Question

A long straight wire carries a current $I$. A particle at point $P$ having a positive charge $q$ and mass $m$, kept at a distance $x_o$ from the wire, is projected towards it with a speed $v$ as shown in the diagram. Find the minimum separation between the wire and the particle.

$($Magnetic field due to wire is $\overrightarrow{B})$

• A. $x=x_o{e}^{-\left(\frac{mv}{{\mu }_{o}I}\right)}$
• B. $x=x_o{e}^{-\left(\frac{mv}{{\mu }_{o}qI}\right)}$
• C. $x=x_o{e}^{-\left(\frac{2\pi }{{\mu }_{o}I}\right)}$
• D. $x=x_o{e}^{-\left(\frac{2\pi mv}{{\mu }_{o}qI}\right)}$

Answer 1

The correct option is D $x=x_o{e}^{-\left(\frac{2\pi mv}{{\mu }_{o}qI}\right)}$


As there is no component of initial velocity along $Z-$direction, hence, the motion of the particle will take place only in the $XY-$ plane.

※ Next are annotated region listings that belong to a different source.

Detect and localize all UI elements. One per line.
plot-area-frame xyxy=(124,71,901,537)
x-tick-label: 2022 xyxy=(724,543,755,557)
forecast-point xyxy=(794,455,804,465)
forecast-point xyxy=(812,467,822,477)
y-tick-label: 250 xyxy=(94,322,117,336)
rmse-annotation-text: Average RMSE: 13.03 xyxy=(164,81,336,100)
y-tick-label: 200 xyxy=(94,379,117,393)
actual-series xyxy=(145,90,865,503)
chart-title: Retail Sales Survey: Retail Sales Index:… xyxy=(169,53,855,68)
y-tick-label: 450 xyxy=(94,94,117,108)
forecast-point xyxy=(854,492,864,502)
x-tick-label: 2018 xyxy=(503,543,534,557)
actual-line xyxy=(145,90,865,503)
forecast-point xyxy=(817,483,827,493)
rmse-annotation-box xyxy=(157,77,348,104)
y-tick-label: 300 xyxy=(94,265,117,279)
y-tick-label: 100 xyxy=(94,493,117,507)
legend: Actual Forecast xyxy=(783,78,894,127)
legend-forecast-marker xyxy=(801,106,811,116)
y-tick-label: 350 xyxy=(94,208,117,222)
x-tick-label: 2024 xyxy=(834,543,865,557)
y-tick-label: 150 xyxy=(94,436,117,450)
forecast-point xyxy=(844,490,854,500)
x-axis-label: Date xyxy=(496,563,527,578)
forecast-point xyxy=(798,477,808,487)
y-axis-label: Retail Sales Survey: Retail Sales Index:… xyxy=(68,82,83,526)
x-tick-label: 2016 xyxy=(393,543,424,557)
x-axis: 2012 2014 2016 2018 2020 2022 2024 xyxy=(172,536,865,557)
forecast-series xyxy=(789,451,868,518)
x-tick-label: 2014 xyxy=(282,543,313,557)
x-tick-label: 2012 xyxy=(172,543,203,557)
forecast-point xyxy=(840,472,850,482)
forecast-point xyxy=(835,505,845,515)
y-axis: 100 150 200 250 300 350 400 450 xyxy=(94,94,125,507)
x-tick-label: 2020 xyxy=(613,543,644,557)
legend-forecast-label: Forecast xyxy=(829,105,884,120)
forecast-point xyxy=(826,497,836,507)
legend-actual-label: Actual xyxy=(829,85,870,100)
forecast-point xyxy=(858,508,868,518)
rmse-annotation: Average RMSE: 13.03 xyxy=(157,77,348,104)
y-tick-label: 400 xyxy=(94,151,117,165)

The force acting on the particle is,

$\overrightarrow{F}=q(\overrightarrow{v}\times \overrightarrow{B})=q(v_x\hat{i}+v_y\hat{j})\times \left(\frac{{\mu }_{o}I}{2\pi x}\hat{k}\right)$

$\therefore \overrightarrow{F}=q{v}_y\frac{{\mu }_{o}I}{2\pi x}\hat{i}-q{v}_x\frac{{\mu }_{o}I}{2\pi x}\hat{j}$

Now, acceleration along $X-$axis,

$a_x=\frac{F_x}{m}=\frac{{\mu }_{o}qI}{2\pi m}\frac{v_y}{x}=\lambda \frac{v_y}{x}...\left(i\right)$

Here, $\lambda =\frac{{\mu }_{o}qI}{2\pi m}=$ constant

As, $a_x=\frac{v_{x}d{v}_x}{dx}...\left(ii\right)$

Also, $v_x^2+v_y^2=v^2$

After differentiating with respect to time, we get,

$v_{x}d{v}_x=-v_{y}d{v}_y.....\left(iii\right)$

From equations $\left(i\right)$ and $\left(ii\right)$, we get,

$\lambda \frac{v_y}{x}=\frac{v_{x}d{v}_x}{dx}$

$\therefore v_{x}d{v}_x=\frac{\lambda v_{y}dx}{x}....\left(iv\right)$

From $\left(iii\right)$ and $\left(iv\right)$, we get,

$\frac{\lambda v_{y}dx}{x}=-v_{y}d{v}_y$

$\frac{dx}{x}=-\frac{d{v}_y}{\lambda }.....\left(v\right)$

Initially, $x=x_o$ and $v_y=0$.

Also, at minimum separation of the particle from the wire, $v_x=0$, so, $v_y=v$

Integrating equation $\left(v\right)$ using above limiting conditions, we get

${\int }_{x_o}^x\frac{dx}{x}={\int }_0^v-\frac{d{v}_y}{\lambda }$

$\Rightarrow \ln \frac{x}{x_o}=-\frac{v}{\lambda }$

Putting, $\lambda =\frac{{\mu }_{o}qI}{2\pi m}$

$\Rightarrow \ln \frac{x}{x_o}=-\frac{2\pi vm}{{\mu }_{o}qI}$

$\therefore x=x_o{e}^{-\left(\frac{2\pi mv}{{\mu }_{o}qI}\right)}$

Hence, option $\left(D\right)$ is the correct answer.